Governments can’t just walk away from treaties

So what if the United States gets sued too much, or U.S. multinational corporations use ISDS in ways that diplomats don’t like? Why can’t the United States ratify the TPP and then walk away later if it doesn’t like its terms? In fact, that’s very difficult.

In a forthcoming article in Global Policy, we document that even governments vehemently opposed to ISDS haven’t fully withdrawn from the system. That’s because withdrawal from treaties with ISDS is hard. Crucially, most treaties have “sunset clauses,” meaning that the treaty remains in force for some time (often for a decade) after one party terminates it. Governments like Ecuador and Indonesia that have withdrawn from treaties see an increase in ISDS cases against them, because foreign multinational corporations scramble to file ISDS cases while they still can. Renegotiating treaties is difficult, too — because renegotiation requires agreement from all parties.

Large and powerful countries like the United States do have an advantage when it comes to writing treaties, and today’s ISDS-enabling treaties contain new transparency and flexibility provisions as a result. U.S. negotiators got much of what they wanted into the TPP. Australia pushed for a provision in the TPP that specifically says tobacco companies cannot sue under ISDS. Their negotiators were responding to an ISDS case by Philip Morris which claimed that Australia’s “plain packaging” law, which required that cigarettes be sold in plain packets, violated their investment rights. Australia eventually won that case — but it delayed regulations and roiled domestic politics in the meantime.

Is ISDS reason enough to reject the TPP?

So is ISDS so bad that the United States should reject the TPP because of it? Cowen says no, because it’s been a “largely unobjectionable part of the status quo for some time.” That’s an easy position to take in a country that hasn’t lost an ISDS case yet.

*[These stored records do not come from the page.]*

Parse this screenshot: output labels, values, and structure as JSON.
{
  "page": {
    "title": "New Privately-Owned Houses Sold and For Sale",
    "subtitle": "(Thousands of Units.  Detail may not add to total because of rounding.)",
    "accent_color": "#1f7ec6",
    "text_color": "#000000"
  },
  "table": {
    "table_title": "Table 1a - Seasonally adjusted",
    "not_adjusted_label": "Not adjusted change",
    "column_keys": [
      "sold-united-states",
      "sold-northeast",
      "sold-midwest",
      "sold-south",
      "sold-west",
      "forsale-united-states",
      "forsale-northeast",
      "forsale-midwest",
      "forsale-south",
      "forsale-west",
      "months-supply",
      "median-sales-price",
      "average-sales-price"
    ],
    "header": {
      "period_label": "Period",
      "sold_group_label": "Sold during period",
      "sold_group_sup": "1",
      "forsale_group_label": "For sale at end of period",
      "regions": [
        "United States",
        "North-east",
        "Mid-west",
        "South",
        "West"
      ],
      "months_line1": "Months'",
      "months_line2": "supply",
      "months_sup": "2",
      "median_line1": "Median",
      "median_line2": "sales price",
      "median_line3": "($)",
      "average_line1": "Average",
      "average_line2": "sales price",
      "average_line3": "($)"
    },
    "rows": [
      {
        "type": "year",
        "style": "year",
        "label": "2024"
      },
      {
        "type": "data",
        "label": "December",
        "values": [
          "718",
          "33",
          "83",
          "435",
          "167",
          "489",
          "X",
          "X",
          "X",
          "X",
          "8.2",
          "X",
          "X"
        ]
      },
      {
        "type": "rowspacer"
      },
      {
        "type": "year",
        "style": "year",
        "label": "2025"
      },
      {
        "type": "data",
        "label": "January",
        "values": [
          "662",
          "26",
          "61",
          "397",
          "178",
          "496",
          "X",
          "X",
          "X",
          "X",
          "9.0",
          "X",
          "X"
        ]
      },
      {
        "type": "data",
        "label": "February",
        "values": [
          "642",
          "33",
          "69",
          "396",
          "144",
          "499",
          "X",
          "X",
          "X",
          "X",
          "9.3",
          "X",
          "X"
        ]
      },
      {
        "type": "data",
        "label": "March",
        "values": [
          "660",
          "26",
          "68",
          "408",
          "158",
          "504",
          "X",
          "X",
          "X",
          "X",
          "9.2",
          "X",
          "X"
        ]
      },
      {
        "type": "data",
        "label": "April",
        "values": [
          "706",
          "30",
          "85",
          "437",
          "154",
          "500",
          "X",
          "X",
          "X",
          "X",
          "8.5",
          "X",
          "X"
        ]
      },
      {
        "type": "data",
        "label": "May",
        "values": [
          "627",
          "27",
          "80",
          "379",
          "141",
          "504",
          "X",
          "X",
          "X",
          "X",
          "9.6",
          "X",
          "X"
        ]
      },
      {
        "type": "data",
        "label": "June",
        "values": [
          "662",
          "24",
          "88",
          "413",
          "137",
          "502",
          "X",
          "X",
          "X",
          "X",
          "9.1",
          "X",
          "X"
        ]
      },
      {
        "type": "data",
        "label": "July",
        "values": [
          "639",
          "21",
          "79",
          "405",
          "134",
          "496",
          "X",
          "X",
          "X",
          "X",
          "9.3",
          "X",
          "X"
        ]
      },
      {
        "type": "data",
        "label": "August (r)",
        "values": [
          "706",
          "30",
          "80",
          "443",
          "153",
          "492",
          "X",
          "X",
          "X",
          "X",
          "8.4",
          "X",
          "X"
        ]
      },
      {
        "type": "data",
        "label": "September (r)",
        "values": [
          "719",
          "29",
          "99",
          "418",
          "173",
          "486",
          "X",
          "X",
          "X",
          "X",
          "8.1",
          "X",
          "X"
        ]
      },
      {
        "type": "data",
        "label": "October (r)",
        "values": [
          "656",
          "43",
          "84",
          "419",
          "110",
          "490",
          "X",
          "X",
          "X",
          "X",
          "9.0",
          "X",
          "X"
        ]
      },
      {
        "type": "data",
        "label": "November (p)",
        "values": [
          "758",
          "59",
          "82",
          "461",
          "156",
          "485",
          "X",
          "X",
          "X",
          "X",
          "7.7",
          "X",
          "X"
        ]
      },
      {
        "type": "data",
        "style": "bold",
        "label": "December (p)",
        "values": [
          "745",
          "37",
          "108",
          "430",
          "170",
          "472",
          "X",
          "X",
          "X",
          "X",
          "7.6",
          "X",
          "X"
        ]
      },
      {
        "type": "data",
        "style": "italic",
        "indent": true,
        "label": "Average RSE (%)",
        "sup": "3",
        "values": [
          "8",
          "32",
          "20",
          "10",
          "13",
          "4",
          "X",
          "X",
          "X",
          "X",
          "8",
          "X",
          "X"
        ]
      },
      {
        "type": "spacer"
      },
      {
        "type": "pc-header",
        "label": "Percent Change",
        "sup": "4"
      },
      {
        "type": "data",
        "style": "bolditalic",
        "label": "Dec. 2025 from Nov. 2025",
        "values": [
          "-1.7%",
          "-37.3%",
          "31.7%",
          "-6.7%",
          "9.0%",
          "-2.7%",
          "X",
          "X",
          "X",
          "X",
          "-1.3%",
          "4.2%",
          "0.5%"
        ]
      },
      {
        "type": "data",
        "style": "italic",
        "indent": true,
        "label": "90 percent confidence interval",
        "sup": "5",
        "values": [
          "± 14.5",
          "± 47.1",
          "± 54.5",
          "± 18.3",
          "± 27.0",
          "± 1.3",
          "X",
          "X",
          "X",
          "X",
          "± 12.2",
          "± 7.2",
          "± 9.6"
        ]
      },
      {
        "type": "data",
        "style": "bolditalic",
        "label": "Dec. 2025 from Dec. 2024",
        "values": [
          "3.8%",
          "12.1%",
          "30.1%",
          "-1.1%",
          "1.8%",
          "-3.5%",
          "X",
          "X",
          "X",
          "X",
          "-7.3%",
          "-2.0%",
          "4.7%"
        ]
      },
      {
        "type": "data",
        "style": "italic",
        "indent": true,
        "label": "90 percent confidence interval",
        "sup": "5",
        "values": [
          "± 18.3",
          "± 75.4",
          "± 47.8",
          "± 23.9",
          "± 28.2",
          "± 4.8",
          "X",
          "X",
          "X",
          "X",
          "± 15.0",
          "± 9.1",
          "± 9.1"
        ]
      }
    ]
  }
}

An alternative perspective might point to the political difficulties that TPP is encountering, and argue that it suggests that attaching ISDS provisions to trade deals is likely to weaken the coalitions for these deals rather than strengthening them. ISDS provisions reduce the TPP’s appeal for important groups that might otherwise like the TPP’s progress on labor, environment, and a variety of other issue areas (including freer trade). This is true outside the U.S. too — the E.U.’s trade deal with Canada nearly foundered in mid-October because of localized opposition to ISDS, and it was only saved when negotiators agreed to refer the ISDS provisions to the European Court of Justice. Special rules that advantage foreign multinational corporations over domestic interests are arguably becoming increasingly politically unsustainable, in ways that may have long-term consequences for trade and globalization.

Clint Peinhardt is associate professor of political science, public policy and political economy at the University of Texas at Dallas. Rachel Wellhausen is assistant professor of government at the University of Texas at Austin.